Here, Schmeling argues that classifying possession of small amounts of a controlled substance as a felony without a knowledge or intent constitutes cruel and unusual punishment. However, the Court of Appeals reasoned that the WA Supreme Court rejected a similar argument in State v. Smith. In that case, Smith was convicted of possession of more than 40 grams of marijuana, which was punished as a felony. He argued that the seriousness of the offense did not warrant classifying his crime as a felony. The court rejected Smith’s argument, noting that it was unaware of any authority supporting the proposition that classification alone could constitute cruel and unusual punishment. The court also held that Smith’s actual sentence was not grossly disproportionate to his offense. Consequently, under the traditional proportionality analysis, Smith controls. Therefore, classification of a crime as a felony despite the absence of a knowledge or intent requirement does not result in grossly disproportionate punishment.

2. WAS SCHMELING’S SENTENCE UNCONSTITUTIONAL GIVEN THE NATURE OF THE OFFENSE OR THE CHARACTERISTICS OF THE OFFENDER?

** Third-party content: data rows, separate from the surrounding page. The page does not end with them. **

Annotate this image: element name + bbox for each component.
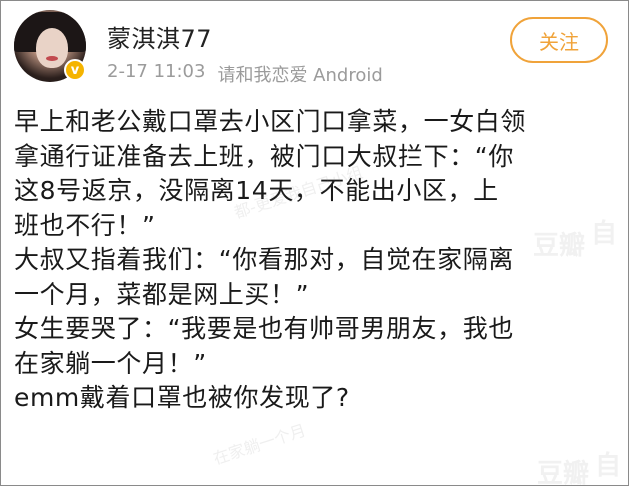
post-text-line: 一个月，菜都是网上买！” [14, 279, 310, 309]
avatar-lips [46, 56, 58, 61]
post-content: 早上和老公戴口罩去小区门口拿菜，一女白领 拿通行证准备去上班，被门口大叔拦下：“… [14, 105, 614, 416]
post-text-line: 大叔又指着我们：“你看那对，自觉在家隔离 [14, 245, 514, 274]
post-text-line: 拿通行证准备去上班，被门口大叔拦下：“你 [14, 141, 514, 171]
avatar-face [36, 28, 68, 68]
watermark-text: 在家躺一个月 [210, 420, 309, 469]
post-timestamp: 2-17 11:03 [107, 61, 206, 82]
watermark-logo: 豆瓣 [537, 459, 590, 486]
post-text-line: emm戴着口罩也被你发现了? [14, 383, 350, 412]
post-text-line: 女生要哭了：“我要是也有帅哥男朋友，我也 [14, 314, 514, 343]
post-text-line: 早上和老公戴口罩去小区门口拿菜，一女白领 [14, 107, 527, 136]
weibo-post-card: v 蒙淇淇77 2-17 11:03 请和我恋爱 Android 关注 早上和老… [0, 0, 629, 486]
post-text-line: 这8号返京，没隔离14天，不能出小区，上 [14, 176, 499, 205]
username[interactable]: 蒙淇淇77 [107, 19, 212, 54]
verified-badge-icon: v [64, 59, 86, 81]
watermark-logo: 自 [595, 451, 622, 481]
post-text-line: 在家躺一个月！” [14, 348, 207, 378]
post-source[interactable]: 请和我恋爱 Android [217, 61, 382, 87]
post-text-line: 班也不行！” [14, 210, 156, 240]
follow-button[interactable]: 关注 [510, 17, 608, 63]
post-meta: 2-17 11:03 请和我恋爱 Android [107, 61, 383, 87]
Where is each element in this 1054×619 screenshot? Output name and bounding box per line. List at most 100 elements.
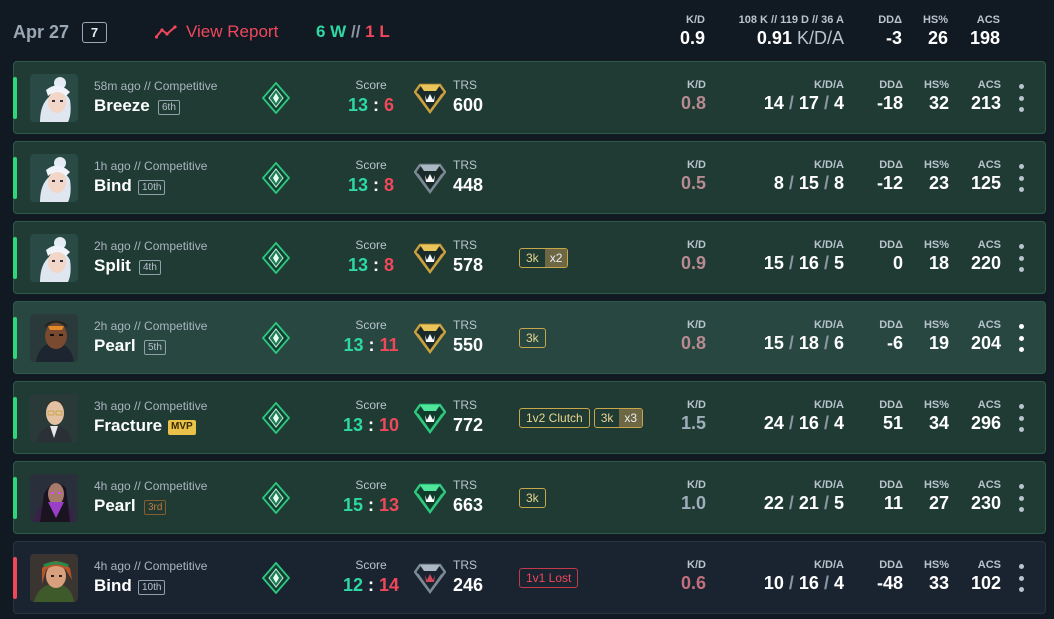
dd-stat: DDΔ 51 bbox=[859, 398, 903, 434]
highlight-badges: 3k x2 bbox=[519, 248, 569, 268]
kd-label: K/D bbox=[687, 79, 706, 91]
hs-label: HS% bbox=[923, 399, 949, 411]
kills-value: 10 bbox=[763, 573, 784, 593]
hs-label: HS% bbox=[923, 319, 949, 331]
hs-label: HS% bbox=[923, 559, 949, 571]
result-indicator-bar bbox=[13, 157, 17, 199]
kd-stat: K/D 1.5 bbox=[674, 398, 706, 434]
agent-chamber-icon bbox=[30, 394, 78, 442]
more-options-icon[interactable] bbox=[1014, 84, 1028, 112]
score-label: Score bbox=[355, 238, 387, 252]
score-separator: : bbox=[368, 415, 374, 435]
more-options-icon[interactable] bbox=[1014, 164, 1028, 192]
more-options-icon[interactable] bbox=[1014, 244, 1028, 272]
dd-label: DDΔ bbox=[879, 159, 903, 171]
record-separator: // bbox=[350, 22, 361, 41]
more-options-icon[interactable] bbox=[1014, 484, 1028, 512]
summary-dd: DDΔ -3 bbox=[878, 14, 902, 49]
trs-label: TRS bbox=[453, 398, 477, 412]
match-row[interactable]: 58m ago // Competitive Breeze 6th Score … bbox=[13, 61, 1046, 134]
match-time-mode: 2h ago // Competitive bbox=[94, 239, 208, 253]
kills-value: 15 bbox=[763, 333, 784, 353]
score-team: 13 bbox=[342, 415, 363, 435]
agent-phoenix-icon bbox=[30, 314, 78, 362]
kda-stat: K/D/A 22 / 21 / 5 bbox=[734, 478, 844, 514]
match-score: 15 : 13 bbox=[329, 495, 413, 516]
deaths-value: 17 bbox=[798, 93, 819, 113]
match-row[interactable]: 4h ago // Competitive Pearl 3rd Score 15… bbox=[13, 461, 1046, 534]
kda-slash: / bbox=[788, 93, 794, 113]
hs-stat: HS% 19 bbox=[909, 318, 949, 354]
acs-value: 213 bbox=[970, 93, 1001, 113]
score-enemy: 8 bbox=[384, 255, 395, 275]
kd-label: K/D bbox=[687, 159, 706, 171]
match-time-mode: 58m ago // Competitive bbox=[94, 79, 218, 93]
match-score: 13 : 10 bbox=[329, 415, 413, 436]
dd-value: 0 bbox=[892, 253, 903, 273]
match-row[interactable]: 2h ago // Competitive Split 4th Score 13… bbox=[13, 221, 1046, 294]
kda-label: K/D/A bbox=[814, 319, 844, 331]
placement-badge: 3rd bbox=[144, 500, 167, 515]
dd-label: DDΔ bbox=[879, 559, 903, 571]
hs-label: HS% bbox=[923, 79, 949, 91]
result-indicator-bar bbox=[13, 397, 17, 439]
summary-kda-label: 108 K // 119 D // 36 A bbox=[738, 14, 844, 26]
deaths-value: 16 bbox=[798, 413, 819, 433]
kda-value: 24 / 16 / 4 bbox=[734, 412, 844, 434]
highlight-badge: 1v2 Clutch bbox=[519, 408, 590, 428]
dd-value: -6 bbox=[886, 333, 903, 353]
highlight-badge: 3k x2 bbox=[519, 248, 569, 268]
trend-chart-icon bbox=[155, 25, 177, 39]
match-row[interactable]: 4h ago // Competitive Bind 10th Score 12… bbox=[13, 541, 1046, 614]
highlight-badge-multiplier: x2 bbox=[544, 249, 568, 267]
trs-tier-icon bbox=[413, 322, 447, 354]
kd-value: 0.9 bbox=[680, 253, 706, 273]
trs-label: TRS bbox=[453, 478, 477, 492]
rank-emblem-icon bbox=[261, 241, 291, 275]
acs-value: 102 bbox=[970, 573, 1001, 593]
score-team: 13 bbox=[343, 335, 364, 355]
more-options-icon[interactable] bbox=[1014, 404, 1028, 432]
trs-value: 550 bbox=[453, 335, 484, 355]
match-score: 13 : 6 bbox=[329, 95, 413, 116]
win-loss-record: 6 W // 1 L bbox=[316, 22, 390, 42]
trs-tier-icon bbox=[413, 482, 447, 514]
trs-tier-icon bbox=[413, 562, 447, 594]
trs-label: TRS bbox=[453, 238, 477, 252]
placement-badge: MVP bbox=[168, 420, 196, 435]
map-name: Pearl bbox=[94, 496, 136, 515]
dd-label: DDΔ bbox=[879, 239, 903, 251]
highlight-badge: 3k bbox=[519, 488, 546, 508]
acs-stat: ACS 230 bbox=[959, 478, 1001, 514]
kda-label: K/D/A bbox=[814, 479, 844, 491]
trs-tier-icon bbox=[413, 82, 447, 114]
summary-acs-value: 198 bbox=[969, 28, 1000, 48]
view-report-button[interactable]: View Report bbox=[155, 22, 278, 42]
kda-stat: K/D/A 15 / 16 / 5 bbox=[734, 238, 844, 274]
assists-value: 8 bbox=[833, 173, 844, 193]
kd-value: 1.5 bbox=[680, 413, 706, 433]
trs-value: 772 bbox=[453, 415, 484, 435]
acs-stat: ACS 125 bbox=[959, 158, 1001, 194]
rank-emblem-icon bbox=[261, 321, 291, 355]
score-team: 12 bbox=[342, 575, 363, 595]
more-options-icon[interactable] bbox=[1014, 564, 1028, 592]
match-row[interactable]: 2h ago // Competitive Pearl 5th Score 13… bbox=[13, 301, 1046, 374]
kd-stat: K/D 0.8 bbox=[674, 78, 706, 114]
dd-label: DDΔ bbox=[879, 319, 903, 331]
match-score: 13 : 11 bbox=[329, 335, 413, 356]
kd-stat: K/D 0.6 bbox=[674, 558, 706, 594]
summary-kd-value: 0.9 bbox=[679, 28, 705, 48]
kda-label: K/D/A bbox=[814, 79, 844, 91]
agent-jett-icon bbox=[30, 154, 78, 202]
score-separator: : bbox=[368, 495, 374, 515]
more-options-icon[interactable] bbox=[1014, 324, 1028, 352]
match-row[interactable]: 3h ago // Competitive Fracture MVP Score… bbox=[13, 381, 1046, 454]
highlight-badge-label: 1v2 Clutch bbox=[526, 411, 583, 425]
score-label: Score bbox=[355, 318, 387, 332]
deaths-value: 16 bbox=[798, 253, 819, 273]
kd-value: 1.0 bbox=[680, 493, 706, 513]
hs-value: 33 bbox=[928, 573, 949, 593]
match-row[interactable]: 1h ago // Competitive Bind 10th Score 13… bbox=[13, 141, 1046, 214]
kd-value: 0.8 bbox=[680, 93, 706, 113]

This analysis involves two steps. First, the reviewing court considers “objective indicia of society’s standards (categorical approach), as expressed in legislative enactments and state practice” to determine whether there is a national consensus against the sentencing practice at issue. Second, the reviewing court considers precedent and its own understanding and interpretation of the Eighth Amendment to determine in the exercise of its own independent judgment whether the punishment is unconstitutional.

The Court acknowledged that Schmeling wanted them to apply a categorical approach. However, the Court of Appeals declined to apply the categorical approach to punishment of adult drug offenders like Schmeling. It held that under State v. Smith, RCW 69.50.4013 does not violate the Eighth Amendment even though it punishes the possession of small amounts of controlled substances as a felony without imposing a knowledge or intent element.

3. DID SCHMELING’S SENTENCE VIOLATE DUE PROCESS?

In short, the Court held that RCW 69.50.4013 does NOT violate due process even though it makes possession of drug residue a crime without requiring any culpable mental state.

The court reasoned that Strict Liability Crimes – crimes with no knowledge or intent  requirement – do not necessarily violate due process. “We do not go with Blackstone in saying that ‘a vicious will’ is necessary to constitute a crime, for conduct alone without regard to the intent of the doer is often sufficient. There is wide latitude in the lawmakers to declare an offense and to exclude elements of knowledge and diligence from its definition.”

The Court of Appeals further reasoned that WA’s Supreme Court repeatedly has stated that the legislature has the authority to create strict liability crimes that do not include a culpable mental state. Also, our Supreme Court twice has directly addressed in two other cases whether the elements of possession of a controlled substance under prior versions of RCW 69.50.4013 contains a knowledge or intent element. Those cases were State v. Bradshaw and State v. Cleppe. In both cases, the court held that the legislature deliberately omitted knowledge and intent as elements of the crime and that it would not imply the existence of those elements.

Here, Schmeling cites two cases from other jurisdictions holding that a strict liability offense violated due process. However, given our Supreme Court’s repeated approval of the legislature’s authority to adopt strict liability crimes, the Court found Schmelling’s arguments unpersuasive.

In sum, the Court of Appeals held that RCW 69.50.4013 does NOT violate due process even though it does not require the State to prove intent or knowledge to convict an offender of possession of a small amount of a controlled substance. It affirmed Schmeling’s conviction and sentence.